… it wasn’t just a caffeine overdose. Lying and thinking over my day I felt saddened and anxious by two entirely separate but related incidents that happened yesterday. The first was voting – no big deal in a way and a well-worn habit of trotting to the local school, saying hi to friends and acquantainces and feeling glad that I live in a well-ordered democracy. But this year the ballot paper took me by surprise. Lists of candidates belonging to parties whose main policies seem to centre round xenophobia and prejudice against immigrants. And in some wards near me – one of these parties has come second, taking the place of the party of protest. 89 new council seats for UKIP. How has this happened? How have our major parties become so unappealing that these fringe parties now have a veneer of acceptability.
One the same day I was chatting to a friend of mine, a priest I admire greatly who is black. She was telling me that she recently led a service in a middle-class white church and after the service one person had told her she had good diction (no-one has ever told me that) and three people asked her where she came from.
We talked about that question for some time and I really understood, perhaps for the first time, how it feels to be asked that question so often. It’s effect is to literally put someone in an outsider’s place ( and make them feel they are not welcome in a ‘white’ place). It implies that some roles, some spaces and places are for white people – they belong to one group of people. The attitude that only some people belong diminishes us all. It is the attitude that Jesus challenged most often in the pharisees – at one point calling them ‘Whited sepulchres.’ No-one has privilege around God – that is a basic.
I am (still) writing my sermon for Pentecost and have now read both passages.

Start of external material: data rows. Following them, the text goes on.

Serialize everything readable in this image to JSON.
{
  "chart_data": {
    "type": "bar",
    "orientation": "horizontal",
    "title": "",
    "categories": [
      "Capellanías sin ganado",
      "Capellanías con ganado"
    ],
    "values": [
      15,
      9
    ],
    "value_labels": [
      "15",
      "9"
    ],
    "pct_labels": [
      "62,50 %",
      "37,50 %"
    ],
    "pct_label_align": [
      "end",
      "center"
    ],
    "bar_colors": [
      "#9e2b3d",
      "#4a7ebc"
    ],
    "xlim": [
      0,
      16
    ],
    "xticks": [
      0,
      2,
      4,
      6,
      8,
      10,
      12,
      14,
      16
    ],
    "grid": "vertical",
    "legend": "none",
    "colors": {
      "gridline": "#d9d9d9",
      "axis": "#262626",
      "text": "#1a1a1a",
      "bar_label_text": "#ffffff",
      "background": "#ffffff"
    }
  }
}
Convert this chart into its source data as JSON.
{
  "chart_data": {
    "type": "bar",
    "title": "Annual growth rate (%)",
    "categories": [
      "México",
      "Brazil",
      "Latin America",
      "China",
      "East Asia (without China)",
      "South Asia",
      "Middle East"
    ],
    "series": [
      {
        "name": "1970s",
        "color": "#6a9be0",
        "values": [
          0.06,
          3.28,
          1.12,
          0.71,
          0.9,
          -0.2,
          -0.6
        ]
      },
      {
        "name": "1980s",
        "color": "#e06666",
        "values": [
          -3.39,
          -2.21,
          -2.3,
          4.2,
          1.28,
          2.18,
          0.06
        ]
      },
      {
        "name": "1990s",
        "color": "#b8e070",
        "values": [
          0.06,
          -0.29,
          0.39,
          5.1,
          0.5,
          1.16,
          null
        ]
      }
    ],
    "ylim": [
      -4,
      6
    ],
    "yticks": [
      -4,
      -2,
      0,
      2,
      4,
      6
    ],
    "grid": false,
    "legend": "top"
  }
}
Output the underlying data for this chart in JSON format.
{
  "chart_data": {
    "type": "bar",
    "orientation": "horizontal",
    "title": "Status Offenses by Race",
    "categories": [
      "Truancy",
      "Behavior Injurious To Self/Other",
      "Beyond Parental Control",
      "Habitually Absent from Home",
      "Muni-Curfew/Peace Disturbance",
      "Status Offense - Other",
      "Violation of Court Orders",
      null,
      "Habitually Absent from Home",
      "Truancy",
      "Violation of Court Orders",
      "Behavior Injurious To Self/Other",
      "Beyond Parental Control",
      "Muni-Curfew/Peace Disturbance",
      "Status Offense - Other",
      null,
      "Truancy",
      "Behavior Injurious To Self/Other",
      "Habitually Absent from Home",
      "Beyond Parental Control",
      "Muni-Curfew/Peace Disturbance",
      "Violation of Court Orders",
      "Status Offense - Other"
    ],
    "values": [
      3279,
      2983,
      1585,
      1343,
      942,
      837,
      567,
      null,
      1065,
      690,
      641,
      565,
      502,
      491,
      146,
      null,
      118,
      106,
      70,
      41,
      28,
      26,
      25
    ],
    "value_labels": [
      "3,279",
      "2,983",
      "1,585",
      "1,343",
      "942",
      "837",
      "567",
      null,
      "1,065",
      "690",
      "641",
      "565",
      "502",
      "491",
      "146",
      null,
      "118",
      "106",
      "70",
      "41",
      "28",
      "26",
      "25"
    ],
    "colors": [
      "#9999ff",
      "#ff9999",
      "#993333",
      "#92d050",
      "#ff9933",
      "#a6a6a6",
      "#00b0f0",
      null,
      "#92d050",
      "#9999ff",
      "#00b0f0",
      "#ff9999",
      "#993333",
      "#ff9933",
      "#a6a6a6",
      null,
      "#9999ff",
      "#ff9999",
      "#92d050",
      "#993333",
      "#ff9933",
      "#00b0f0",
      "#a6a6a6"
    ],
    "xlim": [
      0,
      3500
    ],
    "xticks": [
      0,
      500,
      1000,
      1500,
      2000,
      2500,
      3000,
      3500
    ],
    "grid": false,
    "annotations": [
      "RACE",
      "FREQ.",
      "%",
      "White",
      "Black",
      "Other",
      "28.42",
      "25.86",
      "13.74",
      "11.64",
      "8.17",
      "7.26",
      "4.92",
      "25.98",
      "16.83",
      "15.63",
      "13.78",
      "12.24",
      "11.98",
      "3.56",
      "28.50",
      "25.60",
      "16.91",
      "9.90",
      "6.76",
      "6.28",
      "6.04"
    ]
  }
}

In Acts the Holy Spirit falls on the disciples and they are able to speak in many languages. This is not a pointless magic trick or God showing off. This is so they can build a multi-lingual, multi-ethnic, multi-cultural community of people who are seeking to live like Jesus. In John’s version the Spirit brings the ability to forgive (or not forgive) – another essential for community building, especially when the community brings people together who are not all exactly the same (and can therefore pretend to get along on a superficial level).
While media headlines stir up suspicion against Muslims and UKIP attracts the Tory vote, the church cannot afford to indulge in ‘parallel lives’ or leave attitiudes of superiority and racism unchallenged. When we live as communities where all are welcome and we are free to learn and teach one another, forgiving each other when we are clumsy, drawing each other into greater love and greater truth, when our Churches model what it means to live together then we will really have, as we say each week, a foretaste of the heavenly banquet prepared for all people.